What is your districts bandwidth speed?
Middle school has a DS3 line with a 5 mbps pipe to the internet. The network has a cisco 4507R core with HP procurve switches on the edges and multiple fiber strands between IDF boxes.

The high school has a 50mbps internet pipe with fiber between both schools.
People still think that Youtube has no educational value?
I'm with you--YouTube is more trouble than it's worth. I find TeacherTube too slow. What I do it us zamzar to change the file type of the YouTube video I want to use, then post it where I can get to it.
Now that our new President is using YouTube for weekly addresses, killing the radio based address of our analog world - doesn't this make YouTube an educational resource?
How about these then:
http://www.youtube.com/user/NASAtelevision
http://www.youtube.com/user/NatureVideoChannel
http://www.youtube.com/user/newscientistvideo
http://www.youtube.com/user/SciAmerican
http://www.youtube.com/user/GirlScientist

There are many more channels with excellent content.

Sure, as Nancy points out below there is a ton of low-brow stuff there as well. Set the rules about what is appropriate, have high expectations of your students, model self-restraint and if all else fails, ban a student account if they aren't using it appropriately.
Jason, no doubt there is good stuff---teachers in our district have access to YouTube so it's moot to me. My bias (in this discussion and many others) has to do with lowest common denominator. I feel like some teachers are suffering so much from the 'can't beat em--join 'em' mentality when much of what kids do in their out of school time with technology doesn't need to be in my classroom. There is no thinking involved.
OK, Donkasprzak, you got me there. Now if we can just find a classroom use for girls fighting in the bathroom, guys drinking beer upside down and old people with walkers dancing along with Beyonce's Single Ladies (Put a Ring on It) we'll be set!
There are many options for CIPA compliance in your school districts.
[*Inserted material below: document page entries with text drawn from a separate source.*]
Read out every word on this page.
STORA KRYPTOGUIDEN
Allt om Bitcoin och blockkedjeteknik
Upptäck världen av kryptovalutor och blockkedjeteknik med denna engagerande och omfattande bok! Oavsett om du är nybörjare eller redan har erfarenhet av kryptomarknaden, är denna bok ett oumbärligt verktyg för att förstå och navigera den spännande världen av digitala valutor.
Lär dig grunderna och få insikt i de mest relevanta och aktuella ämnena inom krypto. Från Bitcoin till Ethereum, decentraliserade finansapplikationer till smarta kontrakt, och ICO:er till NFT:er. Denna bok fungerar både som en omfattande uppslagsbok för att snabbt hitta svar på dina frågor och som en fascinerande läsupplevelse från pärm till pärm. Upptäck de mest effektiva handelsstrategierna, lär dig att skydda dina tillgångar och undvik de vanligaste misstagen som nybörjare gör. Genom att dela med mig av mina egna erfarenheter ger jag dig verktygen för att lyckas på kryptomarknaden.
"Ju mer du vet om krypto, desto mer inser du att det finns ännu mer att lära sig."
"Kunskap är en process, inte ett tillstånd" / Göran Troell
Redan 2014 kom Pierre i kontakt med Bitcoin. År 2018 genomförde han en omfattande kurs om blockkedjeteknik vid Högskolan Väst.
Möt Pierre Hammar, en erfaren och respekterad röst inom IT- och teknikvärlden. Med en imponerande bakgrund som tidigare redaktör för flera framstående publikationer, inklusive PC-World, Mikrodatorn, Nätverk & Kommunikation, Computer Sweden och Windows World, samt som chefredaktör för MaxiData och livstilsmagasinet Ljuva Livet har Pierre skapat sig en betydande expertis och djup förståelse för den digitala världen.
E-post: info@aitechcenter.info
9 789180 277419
The installed product may in fact be the wrong choice for your district. Ultimately your teachers need to determine (by consensus) which filtering product best servers teaching.

I wrote an overview to CIPA back in November 2008 here and believe it can be of help. This is from a more technical view of managing CIPA configurations and dealing with requests for unblocking pages and playing specific YouTube videos.

Some issues are addressed simply by the fact CIPA is a federal law for the protection of minors. Other issues and questions posted all focus on the type of CIPA filter installed.
I know a school district that is using a scheme that is user ID based. Students have more restrictions that teachers. However, I would like to know what happens when a student is allowed to surf using a teachers' user ID. Some teachers are just naive and they allow this to happen. It's a sticky issue and it will now go away.